Did this renewed enthusiasm brighten Slayer’s worldview? Not exactly. “We have a tendency to follow a theme, and I think on this record the theme is more apocalyptic than usual,” says Araya, pointing to songs like the title track, a meditation on what the year 2012 has in store for humanity, and “Public Display of Dismemberment,” which King says is about whether or not certain “vulgar but effective” law-enforcement measures might work as well in America as they have elsewhere. “That’s kind of the running concept here,” Araya adds, “but aside from that it’s the usual Slayer topics of death, murder and serial killers.”

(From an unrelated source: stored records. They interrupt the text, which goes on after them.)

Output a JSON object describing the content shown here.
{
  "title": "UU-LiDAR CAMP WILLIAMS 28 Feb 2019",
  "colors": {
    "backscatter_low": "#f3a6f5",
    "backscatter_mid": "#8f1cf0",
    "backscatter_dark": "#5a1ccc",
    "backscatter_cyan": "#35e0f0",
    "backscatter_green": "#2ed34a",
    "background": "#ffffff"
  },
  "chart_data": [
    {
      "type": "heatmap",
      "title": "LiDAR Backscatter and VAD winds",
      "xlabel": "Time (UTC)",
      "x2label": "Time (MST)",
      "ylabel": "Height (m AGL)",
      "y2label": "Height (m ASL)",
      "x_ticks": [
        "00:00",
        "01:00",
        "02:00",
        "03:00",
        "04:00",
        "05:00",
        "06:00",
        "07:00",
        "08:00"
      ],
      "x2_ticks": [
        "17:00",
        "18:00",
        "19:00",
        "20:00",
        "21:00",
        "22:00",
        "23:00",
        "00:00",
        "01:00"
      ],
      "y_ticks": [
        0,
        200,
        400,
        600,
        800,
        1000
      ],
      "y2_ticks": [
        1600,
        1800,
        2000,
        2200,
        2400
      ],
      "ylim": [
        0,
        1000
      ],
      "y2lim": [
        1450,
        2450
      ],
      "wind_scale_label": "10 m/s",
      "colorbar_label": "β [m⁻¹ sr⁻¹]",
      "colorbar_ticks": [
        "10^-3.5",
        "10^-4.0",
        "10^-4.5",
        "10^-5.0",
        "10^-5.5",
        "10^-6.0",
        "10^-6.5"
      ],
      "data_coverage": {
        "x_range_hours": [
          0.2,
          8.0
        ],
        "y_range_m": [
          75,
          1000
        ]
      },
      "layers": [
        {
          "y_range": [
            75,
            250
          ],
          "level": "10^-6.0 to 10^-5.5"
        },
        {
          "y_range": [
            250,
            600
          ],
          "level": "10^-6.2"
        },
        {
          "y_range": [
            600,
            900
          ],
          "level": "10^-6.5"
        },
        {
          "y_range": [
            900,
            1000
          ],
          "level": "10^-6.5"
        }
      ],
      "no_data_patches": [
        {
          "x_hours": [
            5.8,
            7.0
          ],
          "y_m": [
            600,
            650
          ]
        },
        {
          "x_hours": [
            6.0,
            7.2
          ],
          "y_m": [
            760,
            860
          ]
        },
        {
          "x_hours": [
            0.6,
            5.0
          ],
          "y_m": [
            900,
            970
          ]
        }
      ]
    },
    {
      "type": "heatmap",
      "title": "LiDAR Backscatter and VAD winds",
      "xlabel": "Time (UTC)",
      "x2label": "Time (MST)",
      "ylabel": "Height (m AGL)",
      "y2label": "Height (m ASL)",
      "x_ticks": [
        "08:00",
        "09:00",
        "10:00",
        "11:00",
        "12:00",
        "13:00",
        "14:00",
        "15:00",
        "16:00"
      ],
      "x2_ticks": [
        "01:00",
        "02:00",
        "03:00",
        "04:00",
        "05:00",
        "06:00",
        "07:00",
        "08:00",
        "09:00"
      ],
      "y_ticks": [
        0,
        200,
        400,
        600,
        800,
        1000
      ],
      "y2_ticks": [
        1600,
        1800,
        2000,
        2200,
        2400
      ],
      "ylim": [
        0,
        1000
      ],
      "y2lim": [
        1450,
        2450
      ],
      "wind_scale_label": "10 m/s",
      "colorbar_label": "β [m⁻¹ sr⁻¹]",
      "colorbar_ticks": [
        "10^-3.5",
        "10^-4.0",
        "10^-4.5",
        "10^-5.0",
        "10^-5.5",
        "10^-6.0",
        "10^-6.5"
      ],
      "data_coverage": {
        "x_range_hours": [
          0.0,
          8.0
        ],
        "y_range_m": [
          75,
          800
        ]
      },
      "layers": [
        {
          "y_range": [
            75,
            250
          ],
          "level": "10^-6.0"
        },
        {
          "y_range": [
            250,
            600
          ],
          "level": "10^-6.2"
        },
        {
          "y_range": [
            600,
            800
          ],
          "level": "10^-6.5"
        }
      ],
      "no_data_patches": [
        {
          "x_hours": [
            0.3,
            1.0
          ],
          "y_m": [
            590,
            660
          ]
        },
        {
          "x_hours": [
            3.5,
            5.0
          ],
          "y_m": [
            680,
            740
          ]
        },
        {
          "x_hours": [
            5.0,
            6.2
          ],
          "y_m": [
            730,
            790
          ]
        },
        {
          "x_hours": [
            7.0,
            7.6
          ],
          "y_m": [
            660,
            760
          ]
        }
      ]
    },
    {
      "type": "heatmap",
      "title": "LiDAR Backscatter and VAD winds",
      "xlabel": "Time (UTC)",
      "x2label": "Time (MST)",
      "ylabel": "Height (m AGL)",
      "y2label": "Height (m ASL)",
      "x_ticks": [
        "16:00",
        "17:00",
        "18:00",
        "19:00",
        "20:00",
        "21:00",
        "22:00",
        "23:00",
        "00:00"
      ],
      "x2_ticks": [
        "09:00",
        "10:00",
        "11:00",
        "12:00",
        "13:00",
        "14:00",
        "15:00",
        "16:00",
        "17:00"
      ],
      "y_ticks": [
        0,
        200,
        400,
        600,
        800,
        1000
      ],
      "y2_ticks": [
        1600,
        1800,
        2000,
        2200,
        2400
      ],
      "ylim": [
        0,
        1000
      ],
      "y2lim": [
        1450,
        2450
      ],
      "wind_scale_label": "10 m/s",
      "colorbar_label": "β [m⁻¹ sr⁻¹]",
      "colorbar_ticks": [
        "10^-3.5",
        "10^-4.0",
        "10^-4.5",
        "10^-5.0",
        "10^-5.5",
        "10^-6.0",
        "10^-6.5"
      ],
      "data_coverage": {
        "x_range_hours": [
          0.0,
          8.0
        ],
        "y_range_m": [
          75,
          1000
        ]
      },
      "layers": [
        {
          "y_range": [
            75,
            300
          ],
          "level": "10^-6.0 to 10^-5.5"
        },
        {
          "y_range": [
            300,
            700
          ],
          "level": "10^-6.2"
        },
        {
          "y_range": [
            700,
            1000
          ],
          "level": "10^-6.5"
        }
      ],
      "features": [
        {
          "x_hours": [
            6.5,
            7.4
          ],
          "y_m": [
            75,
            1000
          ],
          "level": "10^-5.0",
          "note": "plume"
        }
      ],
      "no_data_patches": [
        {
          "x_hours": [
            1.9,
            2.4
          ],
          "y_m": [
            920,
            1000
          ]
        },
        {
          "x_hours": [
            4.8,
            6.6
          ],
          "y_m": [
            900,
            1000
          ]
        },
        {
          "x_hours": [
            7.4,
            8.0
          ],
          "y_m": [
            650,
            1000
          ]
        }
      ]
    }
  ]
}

The CD opens with the title track before moving into Hanneman’s “Unit 731.” “It’s about the Japanese holocaust,” reveals Hanneman. Says Araya, “This is a pretty crazy one. Jeff came in with the title, and he only had the first verse and the chorus. I looked it up and read about it, this Japanese military unit that documented everything they did, all these medical experiments on people. They were worse than the Nazis, and a lot of them were immune to prosecution because of all the information they had.”
Other topics covered on the CD include King’s views on organized religion (“Not of This God”), a look at “Snuff” films, and how other’s perceive Americans (“Americon”). Said one fan of the new CD,
I so love the new album, World Painted Blood. It is nasty, savage and creepy. It is? Slayer.
This week the band announced a new North American tour with their old pals in Megadeth and Testament. You can read and see more on that here: American Carnage Tour. A little known bit of Slayer trivia, Kerry King once left Slayer to perform in Megadeth. This lasted for only a handful of shows before King returned to the fold. However, it created a long running riftbetween the two bands.